中門の欄間には瓢鯰図にちなみ鯰の彫刻が施されています。
陰陽の庭
中門の向こうにあるのが、本日のお散歩のメインイベント(?)大きなしだれ桜が見えて来ました。
しだれ桜の木が大きすぎて、全体が見える写真が撮れなかったので、退蔵院で購入した絵葉書の写真を拝借。
しだれ桜の両側には陰陽の庭があります。向かって左側が「陽の庭」、右側が「陰の庭」です。敷砂の色が異なる二つの庭は、物事や人の心の二面性を伝えています。陰の庭には8つ、陽の庭には7つ、計15の石が配されています。昔から15という数字は「完全を表す」とされてきました。この陰陽の庭は両方の庭を見ないと15個の石を見ることが出来ません。
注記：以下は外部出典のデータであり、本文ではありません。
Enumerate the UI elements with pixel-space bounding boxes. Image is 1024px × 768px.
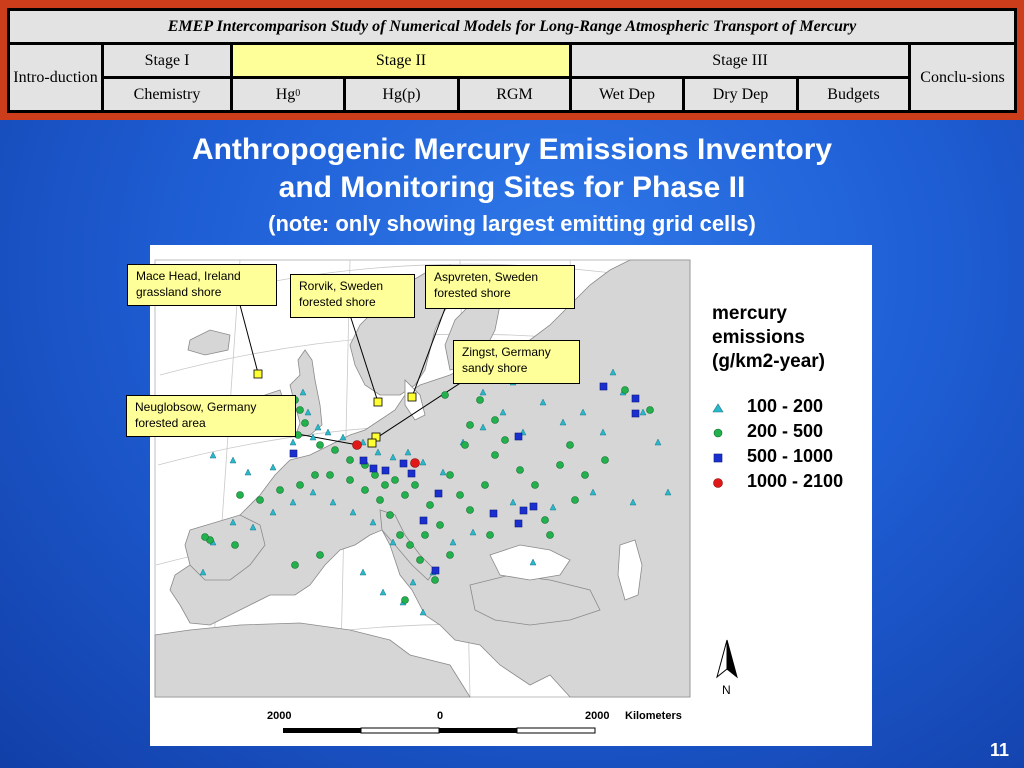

良いところだけを見ても、悪いところだけを見てもダメ、全てをありのままに受け入れることが重要だという仏教の教えが隠されているといいます。
「陰の庭」黒い砂が用いられています。
「陽の庭」白い砂が用いられています。
大きく枝を広げたしだれ桜を下から見上げると、まるで桜のシャワーを浴びているような気分になります。
陰陽の庭を過ぎると、かやぶき屋根の東屋があります。
さらに奥へと進むと水琴窟があります。つくばいの下深く底を穿った瓶を伏せ込み、手水に使われたつくばいの水が瓶に反響して琴の音のように聞こえます。とある京都の庭師さんがつくばいで手を洗うだけでは面白くないということで考案されたそうです。禅宗には「手元にあるものを活かしなさい」という教えがあります。つくばいは手を洗うための鉢ですが、手を洗った水を水琴窟に通せば、綺麗な音で楽しませてくれる、無駄なものなど何一つありません。
写真左手の竹の筒に耳を押し当てると、水がチョロチョロ流れる音の奥に、時折かすかなカラン、コロンという涼し気な金属音が聞こえて来ます。
余香苑
余香苑に出ました。なだらかな勾配のこの庭園は、「昭和の小堀遠州」と称される中根金作によって設計され、昭和40年(1965)に完成しました。一年を通して、紅しだれ桜や藤、皐、蓮、金木犀、楓などが庭園を彩ります。これは禅寺の庭としては異例です。元信の庭とは対照的な、季節ごとに姿を変える演出は、これはこれで世の無常を表すようで趣があります。庭園の中心には、瓢鯰図にちなみひょうたん池が配されています。大きな庭園ではありませんが、全体をなだらかな勾配にして、手前が低く奥をだんだんと高くしています。まわりを木で囲み、手前の木は低く、奥は大きく丸く刈るなどの工夫で、実際よりも奥行があるように見せています。正面から見るのと、池に来るまでに余香苑を上から見るのとではずいぶん違います。これもまた物事の多面性を表現していると言ってもいいかもしれません。
退蔵院では、瓢鮎図へのヒントとして二代前の元住職が瓢箪形をした余香苑の池の中にナマズを入れることでその答えとされました。
多くの人は外へ外へと答えを求めるものですが、実は答えはもう自分の中にすでのあるのではないか、ということを示唆してるのです。
退蔵とは「価値あるものを内に秘める」ことですが、禅の心もそのように自分の内にある大切なものをあるがままに見つめ確かめることである、と退蔵院全体が教えてくれているのではないか。降るように咲き誇るしだれ桜を見ながらそんなことを思いました。
桜の季節は駆け足で過ぎてしまいましたが、これからの季節は藤、菖蒲や皐(サツキ)なども競うように花をつけ初夏の爽やかさが境内を彩ります。駅から徒歩10分という市街地にありながら、四季の花々の美しさの中に禅の心を垣間見せてくれる退蔵院の小宇宙を是非堪能してみてください。